Our Approach: Confirmatory Re-Annotation
To address these issues and ensure reliable genomic data, we implemented a confirmatory step:
- Re-annotation of all genomes analyzed in this study.
- Used multiple reference genomes known to have complete gene sets to guide the re-annotation.
- This approach allowed us to distinguish genes that are truly absent from those simply missing due to annotation errors.
- As a result, previously unannotated genes were identified and added, improving the completeness and accuracy of the genome annotations.
Methodology
Data Acquisition: Downloaded FASTA files of the organellar genome sequences from NCBI for all strains included in this study.
Annotation: Performed re-annotation using the GeSeq tool (Tillich et al., 2017), which supports annotation based on multiple reference genomes and custom settings.
Summary
By incorporating multiple complete reference genomes during re-annotation and confirming gene presence, our workflow improves the reliability of gene annotations in diatom organellar genomes. This careful validation helps prevent misinterpretation caused by missing or erroneous gene annotations in public databases.

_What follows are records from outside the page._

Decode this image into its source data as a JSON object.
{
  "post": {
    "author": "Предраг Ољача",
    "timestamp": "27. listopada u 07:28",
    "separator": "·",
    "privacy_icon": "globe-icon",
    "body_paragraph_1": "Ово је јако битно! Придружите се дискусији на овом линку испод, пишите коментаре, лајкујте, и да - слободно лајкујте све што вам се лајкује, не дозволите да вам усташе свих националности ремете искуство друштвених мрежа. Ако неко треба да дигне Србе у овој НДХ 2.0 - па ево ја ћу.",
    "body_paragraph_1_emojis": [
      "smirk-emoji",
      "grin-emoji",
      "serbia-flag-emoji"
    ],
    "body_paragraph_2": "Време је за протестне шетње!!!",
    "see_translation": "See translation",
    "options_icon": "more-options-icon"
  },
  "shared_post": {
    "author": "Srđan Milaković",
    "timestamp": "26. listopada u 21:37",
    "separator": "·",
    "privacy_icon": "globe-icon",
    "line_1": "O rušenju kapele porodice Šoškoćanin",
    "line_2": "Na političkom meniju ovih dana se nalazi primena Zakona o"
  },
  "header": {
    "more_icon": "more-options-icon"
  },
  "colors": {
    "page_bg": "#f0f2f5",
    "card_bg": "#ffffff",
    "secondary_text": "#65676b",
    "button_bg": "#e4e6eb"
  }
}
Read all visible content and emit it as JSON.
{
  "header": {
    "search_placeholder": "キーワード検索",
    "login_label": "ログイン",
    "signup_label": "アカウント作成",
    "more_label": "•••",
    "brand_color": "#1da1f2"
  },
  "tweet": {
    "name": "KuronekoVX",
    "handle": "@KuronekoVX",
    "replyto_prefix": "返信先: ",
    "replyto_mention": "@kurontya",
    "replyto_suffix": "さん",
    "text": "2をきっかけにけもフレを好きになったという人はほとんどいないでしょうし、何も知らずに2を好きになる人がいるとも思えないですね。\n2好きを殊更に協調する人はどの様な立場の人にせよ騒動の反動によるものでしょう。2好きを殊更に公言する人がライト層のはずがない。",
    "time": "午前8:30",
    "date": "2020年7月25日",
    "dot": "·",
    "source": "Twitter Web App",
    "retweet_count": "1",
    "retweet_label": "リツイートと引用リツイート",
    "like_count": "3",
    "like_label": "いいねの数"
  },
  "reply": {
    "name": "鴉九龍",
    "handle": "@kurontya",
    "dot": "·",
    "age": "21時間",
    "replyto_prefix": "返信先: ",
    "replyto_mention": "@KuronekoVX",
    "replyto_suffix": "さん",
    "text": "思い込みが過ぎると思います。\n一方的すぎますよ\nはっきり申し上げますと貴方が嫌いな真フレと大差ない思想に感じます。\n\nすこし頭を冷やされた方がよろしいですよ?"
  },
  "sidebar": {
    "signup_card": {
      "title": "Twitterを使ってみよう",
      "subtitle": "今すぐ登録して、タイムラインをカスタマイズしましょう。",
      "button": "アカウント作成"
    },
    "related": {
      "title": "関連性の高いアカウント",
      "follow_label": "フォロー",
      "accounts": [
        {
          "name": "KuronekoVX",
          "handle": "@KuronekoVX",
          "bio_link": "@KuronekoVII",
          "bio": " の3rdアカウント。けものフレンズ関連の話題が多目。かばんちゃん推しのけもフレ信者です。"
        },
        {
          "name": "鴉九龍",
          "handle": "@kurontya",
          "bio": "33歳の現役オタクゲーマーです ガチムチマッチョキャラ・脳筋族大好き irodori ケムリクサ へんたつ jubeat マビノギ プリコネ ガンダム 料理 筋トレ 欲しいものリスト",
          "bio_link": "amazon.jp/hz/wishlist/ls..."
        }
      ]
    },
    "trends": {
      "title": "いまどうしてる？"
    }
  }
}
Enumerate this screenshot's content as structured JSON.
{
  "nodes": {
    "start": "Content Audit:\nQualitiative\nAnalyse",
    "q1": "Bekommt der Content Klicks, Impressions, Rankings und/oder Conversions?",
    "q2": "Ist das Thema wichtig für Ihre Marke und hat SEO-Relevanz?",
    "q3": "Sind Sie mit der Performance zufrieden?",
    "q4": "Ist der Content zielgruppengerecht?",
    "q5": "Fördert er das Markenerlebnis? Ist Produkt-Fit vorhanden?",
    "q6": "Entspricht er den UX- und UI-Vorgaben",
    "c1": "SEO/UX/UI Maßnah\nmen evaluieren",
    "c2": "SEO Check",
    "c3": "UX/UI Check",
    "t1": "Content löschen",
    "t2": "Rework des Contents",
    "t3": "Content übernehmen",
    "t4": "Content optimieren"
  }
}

File: 75_MT_Reannotation.zip
Description: Re-annotated mitogenomes using GeSeq in Chlorobox
File: 125_CP_Reannotation.zip
Description: Re-annotated plastomes using GeSeq in Chlorobox
Code/software
GeSeq in Chlorobox (web server) https://chlorobox.mpimp-golm.mpg.de/geseq.html
Access information
Other publicly accessible locations of the data:
- N/A
Data was derived from the following sources:
- GeSeq in Chlorobox (web server) https://chlorobox.mpimp-golm.mpg.de/geseq.html
File naming convention/scheme:
Mitogenomes (ingroups):
[total no. of ingroup taxa] MTs Reannotation-2_[Genus]**[species][NCBI accession no.]_[source: GenBank].gb
Mitogenomes (outgroups):
Outgroups MT-[Genus]**[species]-MT[Genus][species][NCBI accession no.]_[source: GenBank].gb
Plastomes (ingroups):
[total no. of ingroup taxa] CP Re-annotation_[Genus]**[species][NCBI accession no.]_[source: GenBank].gb
Plastomes (outgroups):
Outgroups CP-Reannotation_[Genus]**[species][NCBI accession no.]_[source: GenBank].gb
Genomes deposited in NCBI GenBank may contain annotation errors or missing gene data, which can lead to misinterpretations regarding gene losses and gains. In fact, this was the case for every one of the published organellar genomes we analyzed. To address this, the authors included a confirmatory step to verify whether genes were actually absent or simply missing due to annotation issues. Thus, all genomes were re-annotated using multiple reference genomes to ensure annotation completeness.